The Italian Legation
Intensified interest in Ethiopia on the part of Italy in the years after the Adwa war had led meanwhile to the appointment at the Italian Legation in Addis Ababa in 1901 of a physician, Dr Lincoln de Castro, who travelled extensively in the country for the next decade. During his journeys he took a considerable number of excellent photographs, of historical sites, palaces, houses, churches and markets, secular and religious ceremonies and festivals, sports and games, including Ethiopian chess and the board-game gabata. He also photographed a number of innovations recently introduced by Menilek, among them the telephone and the mint, took portraits of prominent Ethiopian personalities and close-ups of objects of ethnographic value. All this he made accessible to the Italian “man in the street” in his Nella terra dei Negus (Milan, 1915).
Another photographer attached to the Italian Legation was a consular agent Bertolani, who took well over 300 photographs, now preserved in the Istituto Italo-Africano in Rome.

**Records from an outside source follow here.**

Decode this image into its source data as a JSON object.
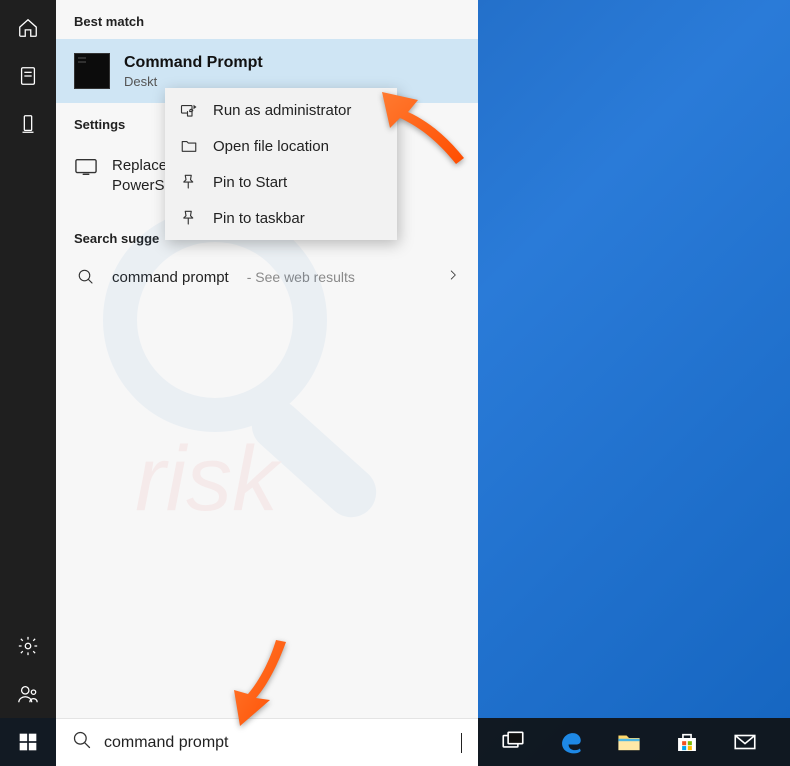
{
  "rail": {
    "items": [
      "home",
      "recent",
      "this-pc"
    ],
    "bottom": [
      "settings",
      "account"
    ]
  },
  "panel": {
    "best_match_label": "Best match",
    "best_match": {
      "title": "Command Prompt",
      "subtitle": "Deskt"
    },
    "settings_label": "Settings",
    "settings_item": "Replace                                           ndo\nPowerS                                         X menu",
    "suggestions_label": "Search sugge",
    "suggestion": {
      "text": "command prompt",
      "hint": "- See web results"
    }
  },
  "context_menu": {
    "items": [
      {
        "icon": "admin",
        "label": "Run as administrator"
      },
      {
        "icon": "folder",
        "label": "Open file location"
      },
      {
        "icon": "pin",
        "label": "Pin to Start"
      },
      {
        "icon": "pin",
        "label": "Pin to taskbar"
      }
    ]
  },
  "search": {
    "value": "command prompt"
  },
  "taskbar": {
    "items": [
      "task-view",
      "edge",
      "file-explorer",
      "store",
      "mail"
    ]
  },
  "colors": {
    "highlight": "#cfe5f4",
    "arrow": "#ff5a1f"
  }
}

They included portraits of Menilek in 1903 and 1909, as well as pictures of the then Egyptian head of the Ethiopian church, Abuna Matwos, and a number of the Rases, or provincial governors, some of which are reproduced in Gabra Sellase’s chronicle.
Extensive collections of photographs were also published at this time by several other Italians, among them Ottorino Rosa, whose L’impero del Leone di Giuda (Brescia, 1913) contained over a hundred pictures, and Dr Carlo Annaratone whose In Abissinia (Rome, 1914) had almost two hundred.
Also noteworthy was Arnoldo Cipola, a reporter for the Italian newspaper Corriere della Sera, who travelled from Eritrea to Addis Ababa in 1910, and published over 150 photographs in Nell’ impero di Menelik (Milan, 1927) and several later works. His pictures included many provincial scenes, among them Emperor Yohannes’s palace at Maqal; and the cities of Adwa and Harar. He also took portraits of Menilek and Taytu, and of the latter’s recently appointed heir Lej Iyasu at school and attending state functions, as well as portraits of Fitawrari Habta Giyorgis, Ras Tassama, and other members of the Emperor’s newly established Cabinet or Regency Council, the Abun, and Ras Mika’el, ruler of Wallo.
Other photographs showed Italian guns captured at Adwa, Dr Lincoln de Castro’s patients at the Italian Legation, and further pictures of Addis Ababa’s new institutions, among them the telegraph office, the Bank of Abyssinia, and the customs office.